We also took lots of pictures. It’s such a funky little place. Someday perhaps I’ll get to stay in the inn and have a meal, rather than just walking around, peering in the windows and camping on the outskirts. We retraced our steps back to our packs, just in time to meet a father and son from Kansas driving the road but stopped at the trailhead. They’d intended to drive to Snow Lake but had decided to turn around based on reports of a fire nearby. This concerned us, because it was in the general vicinity of where we were headed. I tried to convince them that the road was still passable, mainly because I was interested in the prospects of a ride along the 15 mile road walk. But they had made up their minds, so I added that they should take their time visiting the ghost town on the return, hopefully drumming up some business for Niels the woodworker.
Having now officially completed our MRT quest, we had another few days to walk to the West Fork of the Gila River, then Doc Campbells and the hot springs, and finally Silver City. The main GET route would have taken us along the crest of the Mogollon mountains but we’d already made that mistake the year before, encountering thousands of downed, burned trees along the way. The Forest Service had given up trying to maintain the trail, given the extent of the burn. It was a disaster and only getting worse each year. We’d instead take a series of alternates through the lower Gila forest this time, which involved a long road walk to Willow Springs campground. So the rest of the day was spent climbing a couple thousand feet on the Bursum rd, then following it for many miles through the burn. At least the road had already been cleared of dead trees and was easy walking. The snow was melted, as well. A few vehicles passed by but we didn’t try to hitch…only 1 was going our way.

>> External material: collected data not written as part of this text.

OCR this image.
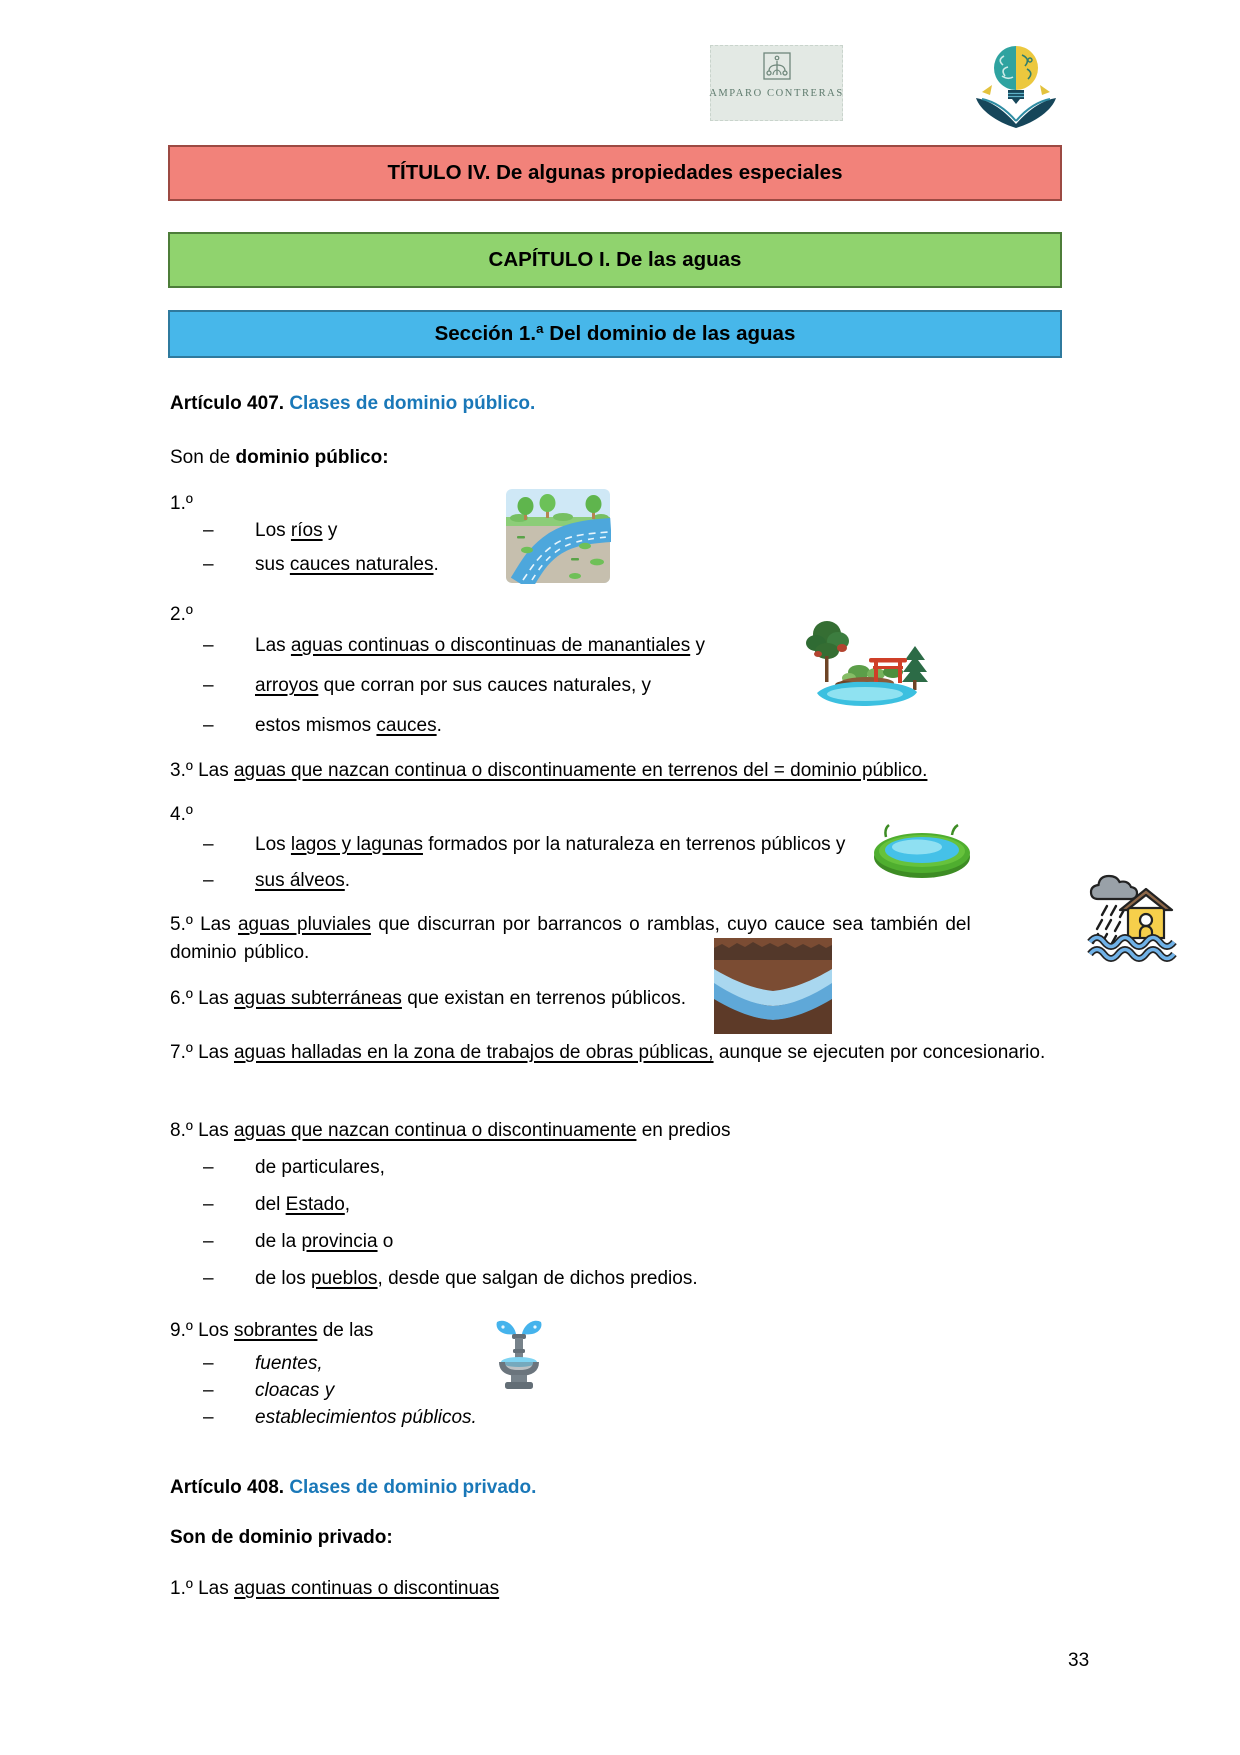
AMPARO CONTRERAS
TÍTULO IV. De algunas propiedades especiales
CAPÍTULO I. De las aguas
Sección 1.ª Del dominio de las aguas
Artículo 407. Clases de dominio público.
Son de dominio público:
1.º
– Los ríos y
– sus cauces naturales.
2.º
– Las aguas continuas o discontinuas de manantiales y
– arroyos que corran por sus cauces naturales, y
– estos mismos cauces.
3.º Las aguas que nazcan continua o discontinuamente en terrenos del = dominio público.
4.º
– Los lagos y lagunas formados por la naturaleza en terrenos públicos y
– sus álveos.
5.º Las aguas pluviales que discurran por barrancos o ramblas, cuyo cauce sea también del
dominio público.
6.º Las aguas subterráneas que existan en terrenos públicos.
7.º Las aguas halladas en la zona de trabajos de obras públicas, aunque se ejecuten por concesionario.
8.º Las aguas que nazcan continua o discontinuamente en predios
– de particulares,
– del Estado,
– de la provincia o
– de los pueblos, desde que salgan de dichos predios.
9.º Los sobrantes de las
– fuentes,
– cloacas y
– establecimientos públicos.
Artículo 408. Clases de dominio privado.
Son de dominio privado:
1.º Las aguas continuas o discontinuas
33
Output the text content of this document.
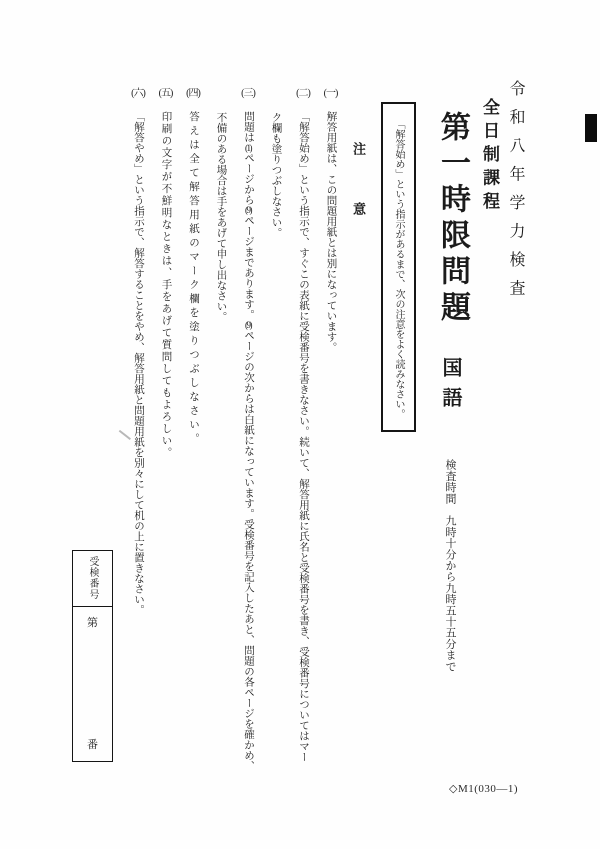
令和八年学力検査
全日制課程
第一時限問題
国語
検査時間　九時十分から九時五十五分まで
「解答始め」という指示があるまで、次の注意をよく読みなさい。
注意
(一)解答用紙は、この問題用紙とは別になっています。
(二)「解答始め」という指示で、すぐこの表紙に受検番号を書きなさい。続いて、解答用紙に氏名と受検番号を書き、受検番号についてはマー
ク欄も塗りつぶしなさい。
(三)問題は(1)ページから(9)ページまであります。(9)ページの次からは白紙になっています。受検番号を記入したあと、問題の各ページを確かめ、
不備のある場合は手をあげて申し出なさい。
(四)答えは全て解答用紙のマーク欄を塗りつぶしなさい。
(五)印刷の文字が不鮮明なときは、手をあげて質問してもよろしい。
(六)「解答やめ」という指示で、解答することをやめ、解答用紙と問題用紙を別々にして机の上に置きなさい。
受検番号
第
番
◇M1(030―1)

Because of the burn, we had good views back towards the Blue Mountains and the Rim, all the way to Mt Baldy of the White Mountains.
I was glad to finally come to the campground and trail by the end of the day. My feet were hurting from the hard-packed road. We shortly came across a turkey hunter. I initially walked right past him without notice… he had to whistle for us to see him in his camo. I was impressed that he was using trekking poles to hike. They were all black and stealthy but I noted they were Black Diamond’s, similar to mine. He was very nice and also very surprised to see hikers. He gave us good intel on water and a campsite up ahead. I wish I could’ve returned the favor about turkeys but we hadn’t been seeing signs of them much since leaving Hannagan Meadow. A few footprints here and there was all. He’d had no luck finding them either. But wouldn’t you know it, as we settled into the very campsite he’d told us about, we heard them tricky gobblers nearby. That’s the way it goes. Somehow they know we’re not a threat.